Brie Larson’s directorial debut, Unicorn Store, has been completed for a while, having had its premiere at the Toronto International Film Festival back in 2017, but it has long struggled to find a distributor until Netflix picked it up earlier this year. And now, the very week Captain Marvel crossed the billion dollar mark, the film has finally been released. Written by Samantha McIntyre, it follows Kit (Brie Larson), a failed art student forced to move back with her parents, Gene (Bradley Whitford) and Gladys (Joan Cusack). In her attempt to let go of her childhood fantasies and dreams, she takes up a temp office job, but soon receives a mysterious letter that invites her to a place called “The Store,” owned by an equally mysterious Salesman (Samuel L. Jackson), who offers to sell her a unicorn, provided she can prove herself worthy of it.
It’s a strange premise for sure, but it’s held together through a solid grasp in tone and mood, with Larson’s efforts behind the camera evoking the sort of dream-like atmosphere and whimsy of a Michel Gondry picture. However, what the film reminded me the most of was that surge of late 90s “death to the dead end office job” movies that were everywhere at the time, think Office Space, American Beauty, Fight Club, even The Matrix. Obviously, the story here doesn’t go into any direction that resembles The Matrix, but the threads that these kinds of movies often shared, the fear of being stuck, without much of an identity, in a world made up of cubicles, working for chump change while the higher ups reap most of the rewards. What Unicorn Store does is offer a different angle on that thread, naturally tapping into a distinct millennial angst informed by failure and disappointment crashing against their idealism. Make of that what you will.
The whimsy and optimism of the whole thing might test the patience for some people, no doubt, but I was engaged from beginning to end. Part of was mostly because the film is very funny. There’s a good combo of deadpan and awkward humor with a bunch of killer one-liners. The cast is more than talented enough to make those moments pack a punch. Hamish Linklater is especially funny as Gary, the VP of the company that Kit works as a temp for. Whitford and Cusack are also a joy, and Larson has a great back-and-forth with her encounters with Jackson (whose role does flirt with the whole magical negro trope, but he’s so good it’s easy to look past it), as well as Mamoudou Athie’s Virgil, a soft-spoken hardware store employee who ends up helping her construct a stable for the unicorn.

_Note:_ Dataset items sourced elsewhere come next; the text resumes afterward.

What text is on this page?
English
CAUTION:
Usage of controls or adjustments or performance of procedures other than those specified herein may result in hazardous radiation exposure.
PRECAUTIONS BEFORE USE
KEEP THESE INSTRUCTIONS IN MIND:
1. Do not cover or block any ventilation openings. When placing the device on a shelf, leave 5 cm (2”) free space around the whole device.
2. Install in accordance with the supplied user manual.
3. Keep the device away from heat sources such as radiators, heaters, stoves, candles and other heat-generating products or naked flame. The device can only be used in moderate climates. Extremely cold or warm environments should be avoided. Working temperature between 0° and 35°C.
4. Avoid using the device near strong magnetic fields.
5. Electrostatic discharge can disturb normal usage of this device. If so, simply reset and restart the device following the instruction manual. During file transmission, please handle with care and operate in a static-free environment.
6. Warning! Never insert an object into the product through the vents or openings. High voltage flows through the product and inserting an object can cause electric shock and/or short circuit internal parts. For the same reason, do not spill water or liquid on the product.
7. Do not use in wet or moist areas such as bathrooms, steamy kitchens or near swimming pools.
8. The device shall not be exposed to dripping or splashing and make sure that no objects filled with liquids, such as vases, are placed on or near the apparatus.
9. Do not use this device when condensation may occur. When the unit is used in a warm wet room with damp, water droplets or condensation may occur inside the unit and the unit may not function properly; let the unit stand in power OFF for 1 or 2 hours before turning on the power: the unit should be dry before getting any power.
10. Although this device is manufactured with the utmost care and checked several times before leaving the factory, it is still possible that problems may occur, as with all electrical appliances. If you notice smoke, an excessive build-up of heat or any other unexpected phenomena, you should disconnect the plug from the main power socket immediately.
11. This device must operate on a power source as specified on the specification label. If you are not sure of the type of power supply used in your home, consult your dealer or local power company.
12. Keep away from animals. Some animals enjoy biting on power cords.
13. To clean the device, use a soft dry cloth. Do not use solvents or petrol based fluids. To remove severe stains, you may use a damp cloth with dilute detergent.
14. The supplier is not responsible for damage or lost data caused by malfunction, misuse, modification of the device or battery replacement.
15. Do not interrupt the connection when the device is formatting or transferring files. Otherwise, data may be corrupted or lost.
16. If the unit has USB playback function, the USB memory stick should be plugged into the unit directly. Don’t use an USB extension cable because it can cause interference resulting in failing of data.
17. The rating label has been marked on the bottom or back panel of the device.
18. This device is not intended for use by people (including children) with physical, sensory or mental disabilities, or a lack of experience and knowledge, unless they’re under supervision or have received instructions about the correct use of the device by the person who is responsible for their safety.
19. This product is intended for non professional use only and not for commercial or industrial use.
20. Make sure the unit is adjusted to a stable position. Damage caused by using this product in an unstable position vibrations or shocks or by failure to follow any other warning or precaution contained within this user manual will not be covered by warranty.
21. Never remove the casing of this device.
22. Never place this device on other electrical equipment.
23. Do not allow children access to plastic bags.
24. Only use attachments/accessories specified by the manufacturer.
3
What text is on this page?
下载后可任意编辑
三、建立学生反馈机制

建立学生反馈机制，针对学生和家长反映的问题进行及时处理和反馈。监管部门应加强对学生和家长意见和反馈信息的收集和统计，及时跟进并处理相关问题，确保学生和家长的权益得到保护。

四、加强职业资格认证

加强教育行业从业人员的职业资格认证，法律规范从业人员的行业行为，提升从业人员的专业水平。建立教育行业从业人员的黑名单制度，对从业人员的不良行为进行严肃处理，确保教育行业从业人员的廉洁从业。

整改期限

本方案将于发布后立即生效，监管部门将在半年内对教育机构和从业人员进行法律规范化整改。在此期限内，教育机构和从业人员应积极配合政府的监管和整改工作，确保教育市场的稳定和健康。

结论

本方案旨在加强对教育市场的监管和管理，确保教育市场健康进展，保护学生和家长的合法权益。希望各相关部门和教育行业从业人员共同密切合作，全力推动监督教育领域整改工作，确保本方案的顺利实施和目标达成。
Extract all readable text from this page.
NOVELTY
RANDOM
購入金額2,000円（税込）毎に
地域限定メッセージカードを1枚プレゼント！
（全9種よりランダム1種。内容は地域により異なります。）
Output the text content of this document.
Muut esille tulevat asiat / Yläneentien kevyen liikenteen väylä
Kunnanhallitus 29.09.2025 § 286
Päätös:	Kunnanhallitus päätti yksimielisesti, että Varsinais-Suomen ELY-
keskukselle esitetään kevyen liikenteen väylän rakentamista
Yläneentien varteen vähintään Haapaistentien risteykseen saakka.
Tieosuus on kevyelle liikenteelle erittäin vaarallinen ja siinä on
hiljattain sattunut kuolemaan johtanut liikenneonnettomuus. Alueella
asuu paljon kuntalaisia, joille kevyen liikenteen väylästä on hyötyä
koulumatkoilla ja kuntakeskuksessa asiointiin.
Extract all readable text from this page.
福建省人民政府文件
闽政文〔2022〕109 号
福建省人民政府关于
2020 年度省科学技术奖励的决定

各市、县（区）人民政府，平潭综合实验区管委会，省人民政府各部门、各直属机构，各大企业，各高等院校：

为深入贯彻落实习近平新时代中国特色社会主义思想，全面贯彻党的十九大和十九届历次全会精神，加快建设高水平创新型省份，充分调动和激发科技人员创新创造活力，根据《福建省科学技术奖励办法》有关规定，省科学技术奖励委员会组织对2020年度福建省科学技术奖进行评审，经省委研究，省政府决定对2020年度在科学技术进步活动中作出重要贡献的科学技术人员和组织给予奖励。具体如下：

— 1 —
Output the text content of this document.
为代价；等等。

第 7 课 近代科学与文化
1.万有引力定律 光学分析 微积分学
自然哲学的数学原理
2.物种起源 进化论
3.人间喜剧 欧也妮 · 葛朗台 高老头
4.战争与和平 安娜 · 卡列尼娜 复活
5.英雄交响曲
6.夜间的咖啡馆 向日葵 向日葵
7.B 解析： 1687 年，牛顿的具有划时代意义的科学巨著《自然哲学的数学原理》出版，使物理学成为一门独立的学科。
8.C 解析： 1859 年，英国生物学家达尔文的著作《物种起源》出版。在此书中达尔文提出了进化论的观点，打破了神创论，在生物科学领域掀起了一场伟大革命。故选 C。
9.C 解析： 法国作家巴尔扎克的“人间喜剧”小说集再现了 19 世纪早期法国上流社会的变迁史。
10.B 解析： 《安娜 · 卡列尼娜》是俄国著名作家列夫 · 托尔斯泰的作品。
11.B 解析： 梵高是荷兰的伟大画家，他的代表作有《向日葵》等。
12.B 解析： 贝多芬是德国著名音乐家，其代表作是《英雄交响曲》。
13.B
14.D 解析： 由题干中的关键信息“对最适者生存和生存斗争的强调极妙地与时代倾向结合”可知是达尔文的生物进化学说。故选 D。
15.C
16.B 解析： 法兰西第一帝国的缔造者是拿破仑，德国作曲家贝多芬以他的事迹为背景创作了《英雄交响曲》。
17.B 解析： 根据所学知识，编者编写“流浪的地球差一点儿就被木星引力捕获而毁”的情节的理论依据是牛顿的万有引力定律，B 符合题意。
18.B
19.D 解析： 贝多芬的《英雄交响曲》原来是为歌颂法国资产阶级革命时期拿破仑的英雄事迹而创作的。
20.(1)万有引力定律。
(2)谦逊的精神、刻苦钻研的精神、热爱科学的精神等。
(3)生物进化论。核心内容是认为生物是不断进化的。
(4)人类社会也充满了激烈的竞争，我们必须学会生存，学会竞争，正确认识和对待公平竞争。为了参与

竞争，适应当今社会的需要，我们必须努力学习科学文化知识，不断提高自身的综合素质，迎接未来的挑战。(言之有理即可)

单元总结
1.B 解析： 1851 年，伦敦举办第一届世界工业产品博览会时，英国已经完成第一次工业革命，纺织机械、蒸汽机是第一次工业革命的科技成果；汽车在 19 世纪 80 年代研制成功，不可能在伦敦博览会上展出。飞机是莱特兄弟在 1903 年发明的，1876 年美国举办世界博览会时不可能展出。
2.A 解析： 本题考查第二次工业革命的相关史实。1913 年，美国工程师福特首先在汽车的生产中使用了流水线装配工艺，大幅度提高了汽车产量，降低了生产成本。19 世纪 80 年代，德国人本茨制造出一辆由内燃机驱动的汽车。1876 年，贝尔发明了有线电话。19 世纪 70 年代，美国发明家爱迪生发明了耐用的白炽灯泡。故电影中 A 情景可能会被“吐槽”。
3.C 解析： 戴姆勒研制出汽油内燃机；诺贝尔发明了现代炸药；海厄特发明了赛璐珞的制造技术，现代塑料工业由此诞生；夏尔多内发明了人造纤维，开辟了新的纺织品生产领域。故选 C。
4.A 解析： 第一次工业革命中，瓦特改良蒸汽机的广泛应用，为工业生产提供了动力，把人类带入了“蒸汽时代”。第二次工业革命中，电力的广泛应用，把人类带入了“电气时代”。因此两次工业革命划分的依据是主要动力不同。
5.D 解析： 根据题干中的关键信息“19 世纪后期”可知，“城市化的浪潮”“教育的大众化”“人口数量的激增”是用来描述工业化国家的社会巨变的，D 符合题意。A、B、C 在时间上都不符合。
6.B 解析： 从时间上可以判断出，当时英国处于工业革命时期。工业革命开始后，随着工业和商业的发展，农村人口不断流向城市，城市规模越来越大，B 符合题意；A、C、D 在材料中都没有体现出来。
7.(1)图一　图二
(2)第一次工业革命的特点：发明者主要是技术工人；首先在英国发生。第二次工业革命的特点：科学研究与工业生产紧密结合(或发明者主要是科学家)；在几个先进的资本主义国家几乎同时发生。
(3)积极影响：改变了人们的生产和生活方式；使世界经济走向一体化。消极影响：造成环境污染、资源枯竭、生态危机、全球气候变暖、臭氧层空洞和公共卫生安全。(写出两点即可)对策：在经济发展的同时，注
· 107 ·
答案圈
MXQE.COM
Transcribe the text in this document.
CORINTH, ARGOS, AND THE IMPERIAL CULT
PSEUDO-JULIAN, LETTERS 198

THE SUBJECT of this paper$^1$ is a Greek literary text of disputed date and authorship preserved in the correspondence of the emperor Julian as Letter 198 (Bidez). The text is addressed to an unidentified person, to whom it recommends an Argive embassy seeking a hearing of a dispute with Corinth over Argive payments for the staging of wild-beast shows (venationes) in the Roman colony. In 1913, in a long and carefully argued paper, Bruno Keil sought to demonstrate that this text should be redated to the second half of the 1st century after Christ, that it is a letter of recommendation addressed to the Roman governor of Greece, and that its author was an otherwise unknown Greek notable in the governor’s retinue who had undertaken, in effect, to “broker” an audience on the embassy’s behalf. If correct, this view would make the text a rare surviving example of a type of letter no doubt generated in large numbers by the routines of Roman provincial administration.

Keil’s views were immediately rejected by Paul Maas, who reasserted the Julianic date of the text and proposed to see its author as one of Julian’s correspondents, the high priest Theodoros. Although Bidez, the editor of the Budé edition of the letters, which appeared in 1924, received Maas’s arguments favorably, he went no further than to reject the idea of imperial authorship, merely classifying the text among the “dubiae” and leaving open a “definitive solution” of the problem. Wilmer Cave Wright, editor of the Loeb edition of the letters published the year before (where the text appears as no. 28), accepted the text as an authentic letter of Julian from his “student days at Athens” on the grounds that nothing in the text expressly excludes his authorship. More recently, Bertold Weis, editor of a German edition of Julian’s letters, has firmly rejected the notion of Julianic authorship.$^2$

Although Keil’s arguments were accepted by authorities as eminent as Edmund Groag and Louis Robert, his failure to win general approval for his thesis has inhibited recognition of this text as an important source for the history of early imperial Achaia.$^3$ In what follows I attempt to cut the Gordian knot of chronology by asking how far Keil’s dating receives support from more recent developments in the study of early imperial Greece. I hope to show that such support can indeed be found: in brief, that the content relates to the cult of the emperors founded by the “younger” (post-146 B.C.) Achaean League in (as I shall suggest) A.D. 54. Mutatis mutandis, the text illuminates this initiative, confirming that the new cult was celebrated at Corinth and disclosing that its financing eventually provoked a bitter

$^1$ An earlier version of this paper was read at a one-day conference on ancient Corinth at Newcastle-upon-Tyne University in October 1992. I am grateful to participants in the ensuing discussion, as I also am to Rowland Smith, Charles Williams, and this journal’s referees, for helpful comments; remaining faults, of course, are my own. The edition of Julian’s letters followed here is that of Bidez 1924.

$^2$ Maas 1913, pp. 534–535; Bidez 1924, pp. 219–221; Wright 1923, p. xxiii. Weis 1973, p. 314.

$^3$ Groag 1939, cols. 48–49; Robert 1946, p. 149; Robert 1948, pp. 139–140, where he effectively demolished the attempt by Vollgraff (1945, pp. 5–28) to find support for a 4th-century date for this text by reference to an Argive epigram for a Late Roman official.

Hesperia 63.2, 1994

The filmmakers were also unafraid to lean on the femininity in the story, both in terms of aesthetics and thematically. It brings a new spin on the old formula of stories about men who are stuck in arrested development (even if the perspective is still from a white person from a financially stable family). But there are still many things that I was able to connect with, and might do so for others. The idea that you might be a disappointment to your parents, being compared to other more successful peers, struggling to let go of your childhood in the face of dealing with maturity, embracing your creative side no matter what others might think, these are all things that can be considered universal, and they ground the quirkiness into something that is able to resonate.
I ended up quite liking Unicorn Store. For most of it, I found it funny, amusing, warm, charming, kind, and achingly sincere, and before I could even realize it, a scene in the end left me in tears. It’s the kind of film that really sneaks up on you, lulling you in with its light qualities and its humor before fully unraveling and revealing an intimate truth about self and art and the desire to stay true to who you are. I was genuinely taken aback by how hard it ended up hitting me, and it made me appreciate everything else about the film that much more. It’s not a perfect film, by any stretch, there are certain characters I wish we got to see more of, some moments that don’t totally work, some threads that could’ve been more elegantly handled, but it ends on such a powerfully cathartic note that the flaws don’t stand out as hard as they would have under less gentle hands. It’s twee tendencies might end up being too much for some, but for some audience members, it might prove to be something of real value. If anything, it made me curious to see more of what Brie Larson is capable of as a director.